Three tech tools your business should already be exploiting

Now, that we’ve established the fundamentals of technology adoption, let’s look at some of the technologies your company should either already be leveraging, or at least planning on doing so in 2020.

 

Cloud computing

For non techies, cloud computing is simply storing stuff on a big remote server elsewhere rather than locally on your computer. It is largely credited with the “democratisation of the web” and has allowed small businesses and individuals to access technologies and services that were previously limited to huge corporations.

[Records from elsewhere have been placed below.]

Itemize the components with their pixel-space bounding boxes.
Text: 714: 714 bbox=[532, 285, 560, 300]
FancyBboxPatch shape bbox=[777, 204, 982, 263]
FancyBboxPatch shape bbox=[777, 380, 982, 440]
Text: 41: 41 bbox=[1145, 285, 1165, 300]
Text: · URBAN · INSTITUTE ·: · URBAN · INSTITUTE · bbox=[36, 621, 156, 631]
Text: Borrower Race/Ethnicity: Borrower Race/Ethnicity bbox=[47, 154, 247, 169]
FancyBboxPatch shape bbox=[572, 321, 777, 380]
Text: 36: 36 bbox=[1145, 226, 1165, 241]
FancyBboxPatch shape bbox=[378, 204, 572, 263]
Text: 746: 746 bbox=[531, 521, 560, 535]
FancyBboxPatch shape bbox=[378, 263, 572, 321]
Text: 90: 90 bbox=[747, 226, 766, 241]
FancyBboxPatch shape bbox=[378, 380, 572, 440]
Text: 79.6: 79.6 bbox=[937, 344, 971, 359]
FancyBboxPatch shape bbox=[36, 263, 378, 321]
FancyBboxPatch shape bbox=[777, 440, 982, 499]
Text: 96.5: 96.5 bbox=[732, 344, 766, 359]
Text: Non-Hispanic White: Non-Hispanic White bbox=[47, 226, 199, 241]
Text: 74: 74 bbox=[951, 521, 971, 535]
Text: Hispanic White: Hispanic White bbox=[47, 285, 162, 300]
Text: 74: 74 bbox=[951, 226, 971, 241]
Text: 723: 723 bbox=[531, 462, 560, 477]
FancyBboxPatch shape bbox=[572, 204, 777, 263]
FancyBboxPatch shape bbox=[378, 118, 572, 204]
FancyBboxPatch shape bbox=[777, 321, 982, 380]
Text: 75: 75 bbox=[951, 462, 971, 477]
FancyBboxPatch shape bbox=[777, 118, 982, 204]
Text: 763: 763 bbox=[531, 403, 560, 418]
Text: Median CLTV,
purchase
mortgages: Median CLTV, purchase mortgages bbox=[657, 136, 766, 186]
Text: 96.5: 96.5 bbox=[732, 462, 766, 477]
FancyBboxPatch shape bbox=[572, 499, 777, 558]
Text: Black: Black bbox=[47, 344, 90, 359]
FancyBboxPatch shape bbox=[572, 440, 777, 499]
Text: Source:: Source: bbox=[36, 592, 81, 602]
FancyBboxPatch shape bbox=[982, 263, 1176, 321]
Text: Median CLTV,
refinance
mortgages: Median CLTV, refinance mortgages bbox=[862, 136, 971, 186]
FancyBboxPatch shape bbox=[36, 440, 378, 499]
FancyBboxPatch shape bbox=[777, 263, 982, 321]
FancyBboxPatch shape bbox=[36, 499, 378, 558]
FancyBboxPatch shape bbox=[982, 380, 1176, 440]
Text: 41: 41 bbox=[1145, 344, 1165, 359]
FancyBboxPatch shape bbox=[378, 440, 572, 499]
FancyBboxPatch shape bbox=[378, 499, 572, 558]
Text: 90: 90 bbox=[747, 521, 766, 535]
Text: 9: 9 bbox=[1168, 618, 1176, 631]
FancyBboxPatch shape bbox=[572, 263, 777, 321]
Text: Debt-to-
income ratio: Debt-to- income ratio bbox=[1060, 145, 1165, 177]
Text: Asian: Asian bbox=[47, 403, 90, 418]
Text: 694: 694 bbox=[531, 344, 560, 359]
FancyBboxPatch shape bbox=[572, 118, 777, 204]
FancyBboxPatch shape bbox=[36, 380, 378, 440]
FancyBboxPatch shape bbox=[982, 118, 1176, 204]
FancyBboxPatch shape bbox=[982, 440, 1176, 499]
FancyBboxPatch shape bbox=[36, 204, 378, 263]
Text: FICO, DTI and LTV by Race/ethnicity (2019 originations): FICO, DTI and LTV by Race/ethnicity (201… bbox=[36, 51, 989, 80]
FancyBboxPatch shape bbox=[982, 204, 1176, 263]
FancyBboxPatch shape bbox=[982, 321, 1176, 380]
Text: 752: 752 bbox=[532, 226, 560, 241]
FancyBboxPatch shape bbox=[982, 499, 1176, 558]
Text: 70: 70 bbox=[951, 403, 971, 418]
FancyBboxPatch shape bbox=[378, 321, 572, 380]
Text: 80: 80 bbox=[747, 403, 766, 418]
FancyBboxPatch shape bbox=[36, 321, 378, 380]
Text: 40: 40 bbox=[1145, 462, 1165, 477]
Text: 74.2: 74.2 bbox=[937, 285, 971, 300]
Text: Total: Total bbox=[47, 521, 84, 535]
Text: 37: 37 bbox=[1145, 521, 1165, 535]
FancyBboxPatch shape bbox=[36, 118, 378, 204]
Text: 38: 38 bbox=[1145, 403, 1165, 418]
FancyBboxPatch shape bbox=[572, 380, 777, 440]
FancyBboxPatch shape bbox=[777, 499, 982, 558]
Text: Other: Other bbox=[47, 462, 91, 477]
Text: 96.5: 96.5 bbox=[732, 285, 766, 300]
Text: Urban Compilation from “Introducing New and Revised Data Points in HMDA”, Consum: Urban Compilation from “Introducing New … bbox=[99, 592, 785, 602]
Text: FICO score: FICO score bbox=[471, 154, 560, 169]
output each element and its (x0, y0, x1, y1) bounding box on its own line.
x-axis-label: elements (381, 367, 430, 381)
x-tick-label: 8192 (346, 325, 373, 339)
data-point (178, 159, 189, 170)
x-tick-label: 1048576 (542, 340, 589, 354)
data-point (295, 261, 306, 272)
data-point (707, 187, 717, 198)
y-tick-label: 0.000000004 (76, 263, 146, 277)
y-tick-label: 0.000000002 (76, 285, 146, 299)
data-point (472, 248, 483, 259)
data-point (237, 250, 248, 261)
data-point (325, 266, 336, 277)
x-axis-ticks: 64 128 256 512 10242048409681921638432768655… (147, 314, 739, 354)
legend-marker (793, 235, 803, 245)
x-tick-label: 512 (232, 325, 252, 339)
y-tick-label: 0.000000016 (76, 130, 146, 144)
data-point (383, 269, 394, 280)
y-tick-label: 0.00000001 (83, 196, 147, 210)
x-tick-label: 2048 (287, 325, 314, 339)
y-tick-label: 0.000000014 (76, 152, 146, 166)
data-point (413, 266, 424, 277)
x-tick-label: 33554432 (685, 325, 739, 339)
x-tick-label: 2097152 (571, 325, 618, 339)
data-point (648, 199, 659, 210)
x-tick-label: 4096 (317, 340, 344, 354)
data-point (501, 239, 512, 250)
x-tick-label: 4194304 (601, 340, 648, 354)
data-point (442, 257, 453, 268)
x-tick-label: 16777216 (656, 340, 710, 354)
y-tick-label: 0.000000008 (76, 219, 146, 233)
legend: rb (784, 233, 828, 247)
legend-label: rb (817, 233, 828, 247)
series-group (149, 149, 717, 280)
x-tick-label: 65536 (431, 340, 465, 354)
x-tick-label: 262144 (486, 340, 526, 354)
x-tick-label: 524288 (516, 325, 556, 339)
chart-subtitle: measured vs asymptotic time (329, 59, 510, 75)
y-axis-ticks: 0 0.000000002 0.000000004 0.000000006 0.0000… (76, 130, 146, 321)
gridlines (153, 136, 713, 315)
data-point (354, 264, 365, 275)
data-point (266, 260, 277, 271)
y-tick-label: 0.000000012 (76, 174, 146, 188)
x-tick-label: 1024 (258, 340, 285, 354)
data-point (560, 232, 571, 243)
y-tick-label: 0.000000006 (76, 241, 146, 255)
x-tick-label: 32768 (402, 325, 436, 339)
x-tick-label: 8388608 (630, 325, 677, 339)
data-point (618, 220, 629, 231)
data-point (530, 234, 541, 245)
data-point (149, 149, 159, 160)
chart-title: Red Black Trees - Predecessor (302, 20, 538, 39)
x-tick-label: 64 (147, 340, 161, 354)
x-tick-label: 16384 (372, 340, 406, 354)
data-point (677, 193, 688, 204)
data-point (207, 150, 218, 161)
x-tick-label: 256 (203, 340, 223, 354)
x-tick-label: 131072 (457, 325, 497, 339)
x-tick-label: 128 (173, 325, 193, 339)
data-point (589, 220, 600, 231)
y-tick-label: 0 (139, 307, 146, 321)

There are three really big players in this market – Amazon Web Services, Google Cloud and Microsoft Azure – and all three provide everything from hosting, email, file storage (like word, excel and powerpoint but online) website management and app development. A business of 10-20 people can probably access all the cloud services they could ever need for as little as £50-100 / month.

 

Accountancy software

A more specific example of cloud computing can be seen within the accountancy market. At Wilson Partners we like our clients to be one step ahead and have over the past few years moved many of our them to Xero, the leading accountancy cloud package.

Cloud accounting allows users to manage their books online via a virtual dashboard. As with all cloud software it’s constantly being updated so there are always new features and tools to help the user experience. It’s also typically paid for on a monthly subscription, so a small business of 10-20 people will probably spend around £30 a month with no long term contracts.

 

Collaboration and project management tools

As remote and flexible working becomes more common and a key tool in attracting and retaining the best talent, it’s really important your business is taking full advantage of the many platforms geared towards facilitating communication and collaboration. In addition to the obvious ones like Skype, FaceTime, Slack and WhatsApp, there are also online productivity and project management tools like Trello and Monday.com that allow users to manage their projects and workflows in a highly visual and collaborative way,. Meanwhile time tracking tools like Harvest help you to see where time is being spent and, more importantly, where it is being lost!

 

And finally, the technology on the horizon that we all need to be watching

AI

You’ve no doubt heard about the AI revolution on the horizon, with the much speculated consequences both exhilarating and terrifying in equal measure.

The truth is that there are so many unknowns that there is little point in losing any sleep over it for now. However, there are less advanced technologies that are already having quite profound implications for certain markets.

As business leaders, it’s this more immediate future that we need to be concerned with.

True AI is dependent on a high degree of machine learning – the ability for it to self evolve and adapt as it encounters new stimuli, just as a human brain has to. However, there is a form of technology that doesn’t involve such a high level of machine learning, and it’s called software robotics, or robotic process automation. This is essentially where a human shows the machine specifically what needs to be done, and then the machine replicates that process, over and over again. This technology has its limitations, of course, but for highly repetitive tasks such as customer on-boarding or invoicing, it can turn an administrative burden into a major competitive edge.

Naturally the fear of such technology is that those in administrative roles will lose their jobs. In reality what’s been shown to happen in 90% of companies employing robotics (and basic AI) is that the people that are used instead on less repetitive, more rewarding tasks, usually customer facing where the human touch can really make a difference.

No matter how you feel about this kind of technology, there is no holding back the tide, so smart businesses will invest their time now in proactively exploring the likely robotics and AI use cases for their industry, while adoption is still a matter of strategic advantage rather than mere survival.